On the scout

Or perhaps he meant “scoot.”

Dear Word Detective: In “True Grit” by Charles Portis, a horse trader describes the murderer Tom Clancy as being “on the scout” in the Indian Territory. I’ve never seen “scout” used in such a way. It certainly seems from the context that “scout” here means “hiding out” or “on the lam,” and not “exploring” as is the more common meaning of the word today. Perhaps you can shed some light on this use of the word? — Bill Lundeberg.

That’s an interesting question, and that use of “scout” strikes me as a bit odd, too. I must admit that my knowledge of “scouts” and what they do is drawn almost entirely from the TV “horse operas” of my youth (e.g., Gunsmoke, The Rifleman, and similar pacifist fare). There was also the occasional historical painting depicting some famous scout standing on an outcropping of rock pointing to another, apparently identical, outcropping of rock in the distance. Even at the age of ten, doing that for a living seemed boring to me. And that buckskin clothing looked scratchy.

There are actually, and somewhat surprisingly, several distinct “scout” nouns in English, plus two verbs.

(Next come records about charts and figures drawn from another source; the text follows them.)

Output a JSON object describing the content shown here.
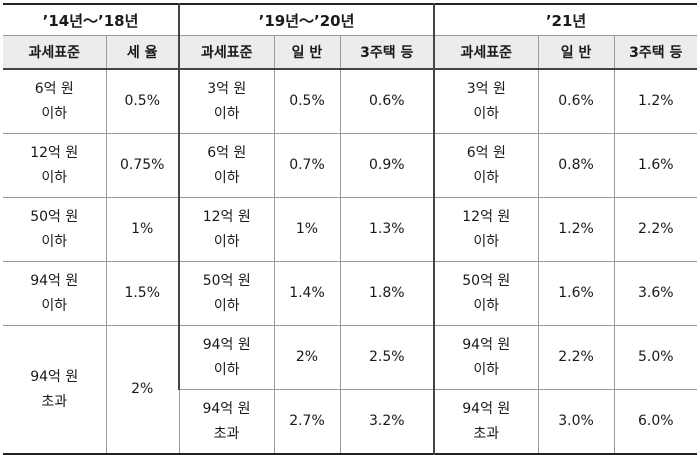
{
  "periods": {
    "p1": "’14년～’18년",
    "p2": "’19년～’20년",
    "p3": "’21년"
  },
  "columns": {
    "p1": {
      "base": "과세표준",
      "rate": "세 율"
    },
    "p2": {
      "base": "과세표준",
      "general": "일 반",
      "multi": "3주택 등"
    },
    "p3": {
      "base": "과세표준",
      "general": "일 반",
      "multi": "3주택 등"
    }
  },
  "p1_rows": [
    {
      "base": "6억 원\n이하",
      "rate": "0.5%"
    },
    {
      "base": "12억 원\n이하",
      "rate": "0.75%"
    },
    {
      "base": "50억 원\n이하",
      "rate": "1%"
    },
    {
      "base": "94억 원\n이하",
      "rate": "1.5%"
    },
    {
      "base": "94억 원\n초과",
      "rate": "2%"
    }
  ],
  "p2_rows": [
    {
      "base": "3억 원\n이하",
      "general": "0.5%",
      "multi": "0.6%"
    },
    {
      "base": "6억 원\n이하",
      "general": "0.7%",
      "multi": "0.9%"
    },
    {
      "base": "12억 원\n이하",
      "general": "1%",
      "multi": "1.3%"
    },
    {
      "base": "50억 원\n이하",
      "general": "1.4%",
      "multi": "1.8%"
    },
    {
      "base": "94억 원\n이하",
      "general": "2%",
      "multi": "2.5%"
    },
    {
      "base": "94억 원\n초과",
      "general": "2.7%",
      "multi": "3.2%"
    }
  ],
  "p3_rows": [
    {
      "base": "3억 원\n이하",
      "general": "0.6%",
      "multi": "1.2%"
    },
    {
      "base": "6억 원\n이하",
      "general": "0.8%",
      "multi": "1.6%"
    },
    {
      "base": "12억 원\n이하",
      "general": "1.2%",
      "multi": "2.2%"
    },
    {
      "base": "50억 원\n이하",
      "general": "1.6%",
      "multi": "3.6%"
    },
    {
      "base": "94억 원\n이하",
      "general": "2.2%",
      "multi": "5.0%"
    },
    {
      "base": "94억 원\n초과",
      "general": "3.0%",
      "multi": "6.0%"
    }
  ]
}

The oldest noun, dating back to around 1400, is an obsolete “scout” meaning “overhanging rock,” from the Old Norse “skute,” which is related to the verb “to shoot.” I just report this stuff, folks. Next up are “scouts” meaning “a flat-bottomed boat,” “a kind of sea bird,” and “scout” as a term of contempt, which seems to have been imported from Scandinavia as a verb meaning “to mock” and is also related to the verb “to shoot” (and possibly “to shout”). College servants at Harvard, Yale and Oxford have also been known as “scouts” since the 18th century.

None of those, with the possible exception of “scout” meaning “servant,” however, seem to be connected to “scout” in the “explorer” sense. That “scout” comes from the Old French “escouter,” meaning “to listen,” which itself came ultimately from the Latin “auscultare,” also meaning “to listen.” That “listening” meaning of “scout” is the key to the word.

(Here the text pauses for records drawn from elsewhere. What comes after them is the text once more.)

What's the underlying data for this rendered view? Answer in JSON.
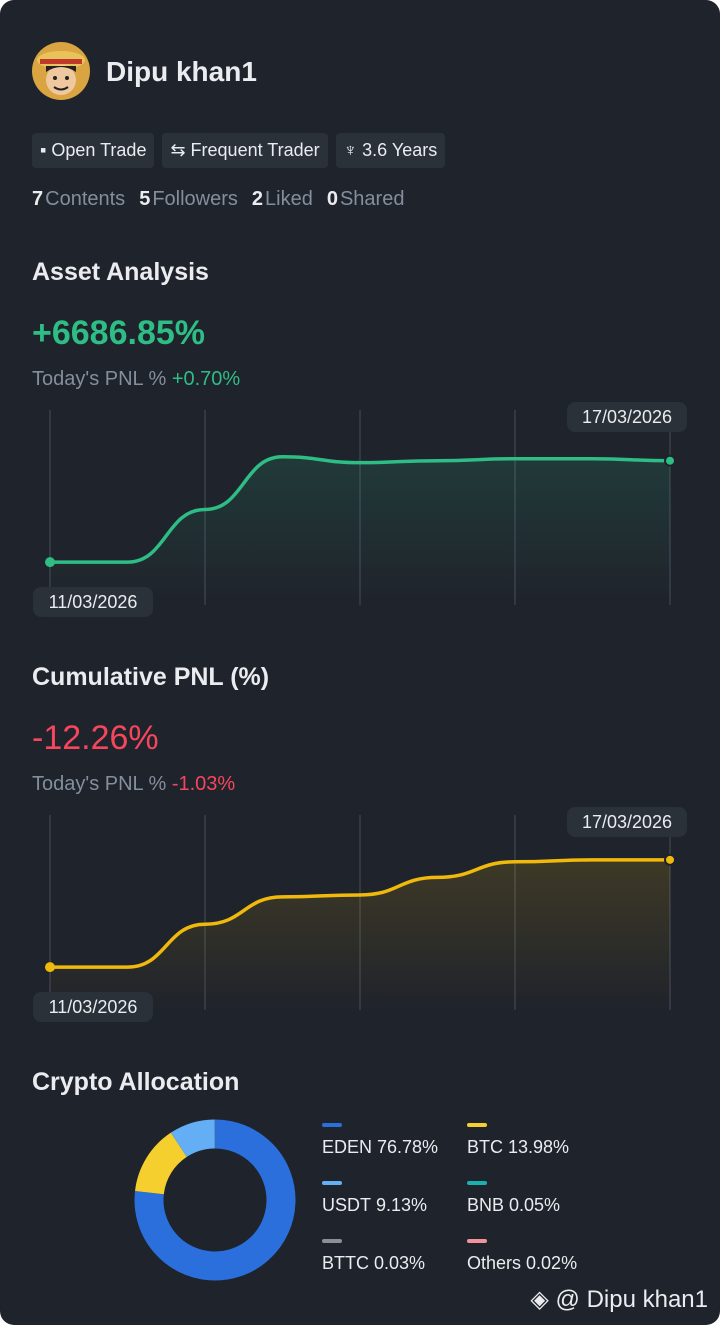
{
  "profile": {
    "name": "Dipu khan1",
    "badges": [
      "Open Trade",
      "Frequent Trader",
      "3.6 Years"
    ],
    "stats": [
      {
        "count": 7,
        "label": "Contents"
      },
      {
        "count": 5,
        "label": "Followers"
      },
      {
        "count": 2,
        "label": "Liked"
      },
      {
        "count": 0,
        "label": "Shared"
      }
    ]
  },
  "asset_analysis": {
    "title": "Asset Analysis",
    "total": "+6686.85%",
    "today_label": "Today's PNL %",
    "today": "+0.70%",
    "chart": {
      "type": "line",
      "start_date": "11/03/2026",
      "end_date": "17/03/2026",
      "ylim": [
        0,
        100
      ],
      "color": "#2ebd85",
      "values": [
        22,
        22,
        49,
        76,
        73,
        74,
        75,
        75,
        74
      ]
    }
  },
  "cumulative_pnl": {
    "title": "Cumulative PNL (%)",
    "total": "-12.26%",
    "today_label": "Today's PNL %",
    "today": "-1.03%",
    "chart": {
      "type": "line",
      "start_date": "11/03/2026",
      "end_date": "17/03/2026",
      "ylim": [
        0,
        100
      ],
      "color": "#f0b90b",
      "values": [
        22,
        22,
        44,
        58,
        59,
        68,
        76,
        77,
        77
      ]
    }
  },
  "crypto_allocation": {
    "title": "Crypto Allocation",
    "chart": {
      "type": "donut",
      "series": [
        {
          "name": "EDEN",
          "value": 76.78,
          "value_label": "76.78%",
          "color": "#2a6fdb"
        },
        {
          "name": "BTC",
          "value": 13.98,
          "value_label": "13.98%",
          "color": "#f5cf2e"
        },
        {
          "name": "USDT",
          "value": 9.13,
          "value_label": "9.13%",
          "color": "#64aef5"
        },
        {
          "name": "BNB",
          "value": 0.05,
          "value_label": "0.05%",
          "color": "#1bb0b0"
        },
        {
          "name": "BTTC",
          "value": 0.03,
          "value_label": "0.03%",
          "color": "#8a8f98"
        },
        {
          "name": "Others",
          "value": 0.02,
          "value_label": "0.02%",
          "color": "#f2939b"
        }
      ]
    }
  },
  "watermark": "@ Dipu khan1"
}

To “scout” when the verb first appeared in English around 1400 was not to map out the best routes for travel and rate restaurants along the way, but to perform what we today would probably call “espionage.” A “scout” was a spy who prowled around in search of information, specifically a soldier sent in advance of the main force of an army in order to locate the enemy and report back to his superiors (“Others from the dawning Hills Lookd round, and Scouts each Coast light-armed scoure, Each quarter, to descrie the distant foe,” Milton, Paradise Lost, 1667).

This military sense of “scout” soon broadened to mean “a person sent out to gather information” in a general sense, largely devoid of those “sneaky spy” overtones, and in many uses (as in the once-popular wagon train dramas), a “scout” was simply a knowledgeable rider who investigated the trail ahead to insure the travelers’ safety. Eventually we developed such wholesome uses of “scout” as in “Boy Scouts” and “Girl Scouts,” which led, in the early 20th century, to the slang use of “good scout” to mean an honest, reliable person. The same period saw the rise of the slightly-less-wholesome “talent scouts” and “sports scouts” prowling obscure bars and small-town football fields looking for the Next Big Thing (“Vaudeville scouts approached us. Our pictures were in the papers,” Paul Whiteman, 1926).

The phrase “on the scout” (or “in the scout”) dates back to the 17th century, and means to be acting as a “scout” in the original sense of a spy or surreptitious observer (“Capt. Baker … without my leave, went upon a scout and … was shot,” 1775). In the sense that you mention, I’d say that the author meant that the criminal was traveling “as a scout would,” i.e., secretly, trying to avoid detection, definitely on the lam in a sneaky fashion, looking for nothing except a way to avoid being caught.